Underscoring and amplifying Chopin’s achievements with sound art, the visual poems, books, photo documentations of live performances, paintings, and sculptural assemblages form the heart and soul of the exhibition; with their graphic immediacy they show an artist in control of his milieu. The enigmatic notations of the typewritten forms have a formal vocabulary and beauty. Chains of letters link and splinter, the concretized form dominates the page, each letter being a rational miniature structure. The dynamism of these concrete poems was replicated into prints, folios, multiples, posters and exhibition catalogs. They emphasize Chopin’s visual links with Dada, Futurism, and Fluxus, while also declaring his own sensibilities. He had an engaging way of spacing the blocks of letters into architectonic geometries with Palladian symmetry. You can imagine him with the morning coffee and a burning cigarette in hand. Already at work on the typewriting table he churns out a series of works stained and collaged with coffee-press filters and tobacco refuse. Chopin as poète maudit was a survivor of WWII internment camps, prison, and a death march. And, just as his Dadaist predecessors, he came of age during the tumult of war, suffered directly from its cruelty, then came away from it committed to an alternate course through his art. He was one of those autonomous saints of the poet stream that goes on unabated. Apollinaire, Raoul Hausmann, François Dufrêne, E.E. Cummings, William Burroughs, Brion Gysin, Dom Sylvester Houédard, Dieter Roth, and many others can be counted among his brethren. Force unregulated or ill regulated is not only wasted in the void, like that of carbon burned in the open air and steam unconfined by its industrial apparatus.
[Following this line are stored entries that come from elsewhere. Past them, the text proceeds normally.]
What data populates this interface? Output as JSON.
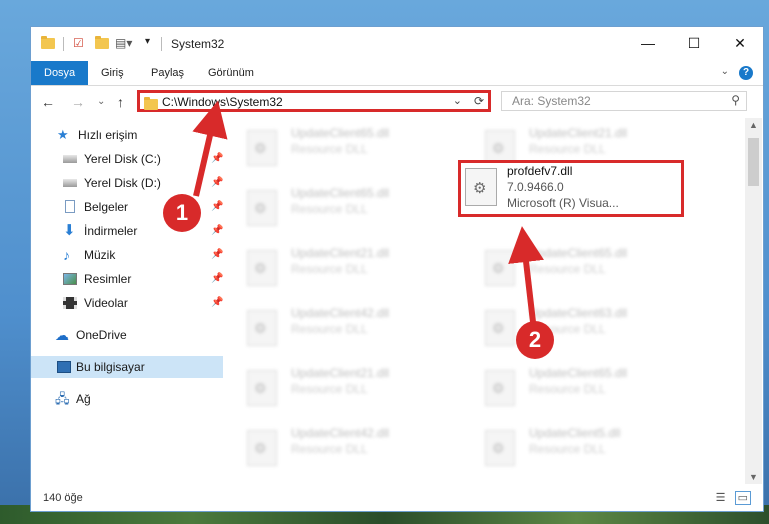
{
  "window": {
    "title": "System32",
    "minimize_glyph": "—",
    "maximize_glyph": "☐",
    "close_glyph": "✕"
  },
  "ribbon": {
    "tabs": [
      "Dosya",
      "Giriş",
      "Paylaş",
      "Görünüm"
    ],
    "help_glyph": "?",
    "expand_glyph": "⌄"
  },
  "nav": {
    "back_glyph": "←",
    "forward_glyph": "→",
    "recent_glyph": "⌄",
    "up_glyph": "↑",
    "address": "C:\\Windows\\System32",
    "dropdown_glyph": "⌄",
    "refresh_glyph": "⟳",
    "search_placeholder": "Ara: System32",
    "search_glyph": "⚲"
  },
  "sidebar": {
    "items": [
      {
        "label": "Hızlı erişim",
        "icon": "star-icon"
      },
      {
        "label": "Yerel Disk (C:)",
        "icon": "drive-icon",
        "pin": "📌"
      },
      {
        "label": "Yerel Disk (D:)",
        "icon": "drive-icon",
        "pin": "📌"
      },
      {
        "label": "Belgeler",
        "icon": "document-icon",
        "pin": "📌"
      },
      {
        "label": "İndirmeler",
        "icon": "download-icon",
        "pin": "📌"
      },
      {
        "label": "Müzik",
        "icon": "music-icon",
        "pin": "📌"
      },
      {
        "label": "Resimler",
        "icon": "pictures-icon",
        "pin": "📌"
      },
      {
        "label": "Videolar",
        "icon": "video-icon",
        "pin": "📌"
      },
      {
        "label": "OneDrive",
        "icon": "cloud-icon"
      },
      {
        "label": "Bu bilgisayar",
        "icon": "computer-icon"
      },
      {
        "label": "Ağ",
        "icon": "network-icon"
      }
    ]
  },
  "files": [
    {
      "name": "UpdateClient65.dll",
      "desc": "Resource DLL"
    },
    {
      "name": "UpdateClient21.dll",
      "desc": "Resource DLL"
    },
    {
      "name": "UpdateClient65.dll",
      "desc": "Resource DLL"
    },
    {
      "name": "UpdateClient21.dll",
      "desc": "Resource DLL"
    },
    {
      "name": "UpdateClient65.dll",
      "desc": "Resource DLL"
    },
    {
      "name": "UpdateClient42.dll",
      "desc": "Resource DLL"
    },
    {
      "name": "UpdateClient63.dll",
      "desc": "Resource DLL"
    },
    {
      "name": "UpdateClient21.dll",
      "desc": "Resource DLL"
    },
    {
      "name": "UpdateClient65.dll",
      "desc": "Resource DLL"
    },
    {
      "name": "UpdateClient42.dll",
      "desc": "Resource DLL"
    },
    {
      "name": "UpdateClient5.dll",
      "desc": "Resource DLL"
    }
  ],
  "highlighted_file": {
    "name": "profdefv7.dll",
    "version": "7.0.9466.0",
    "company": "Microsoft (R) Visua..."
  },
  "status": {
    "count": "140 öğe"
  },
  "callouts": [
    "1",
    "2"
  ],
  "colors": {
    "accent": "#1979ca",
    "highlight": "#d82a2a",
    "selected": "#cce4f7"
  }
}
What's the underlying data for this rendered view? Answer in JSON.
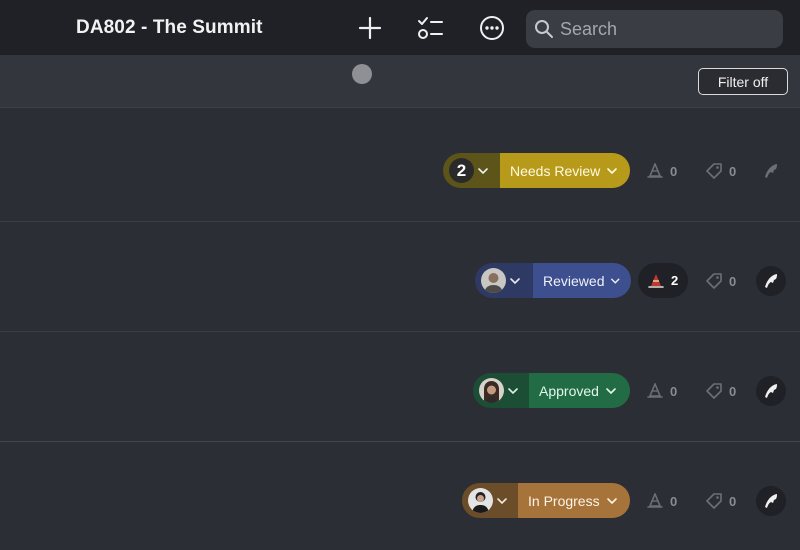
{
  "header": {
    "title": "DA802 - The Summit",
    "search_placeholder": "Search",
    "icons": [
      "plus-icon",
      "checklist-icon",
      "more-icon",
      "search-icon"
    ]
  },
  "toolbar": {
    "filter_label": "Filter off"
  },
  "rows": [
    {
      "assignee_count": "2",
      "status": "Needs Review",
      "status_color": "#b89a1a",
      "assignee_bg": "#5c5418",
      "notes": "0",
      "tags": "0"
    },
    {
      "status": "Reviewed",
      "status_color": "#3e4f8f",
      "assignee_bg": "#2e3a63",
      "notes": "2",
      "tags": "0"
    },
    {
      "status": "Approved",
      "status_color": "#226c45",
      "assignee_bg": "#1b4e35",
      "notes": "0",
      "tags": "0"
    },
    {
      "status": "In Progress",
      "status_color": "#a6733a",
      "assignee_bg": "#6b4d2a",
      "notes": "0",
      "tags": "0"
    }
  ]
}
Chopin had the innate ability to regulate this inner force and latent power to summon the velocity of his instrument, the corporeal body. Therein lies the memory of its aches and pains, the knowledge of unspoken horrors, subdued rage, and then a primeval jump beyond the material to elevate it to a transcendental state. Such force was thus corralled into a splendid anima that reached far into the cosmos and landed back on terra firma towards the human sublime.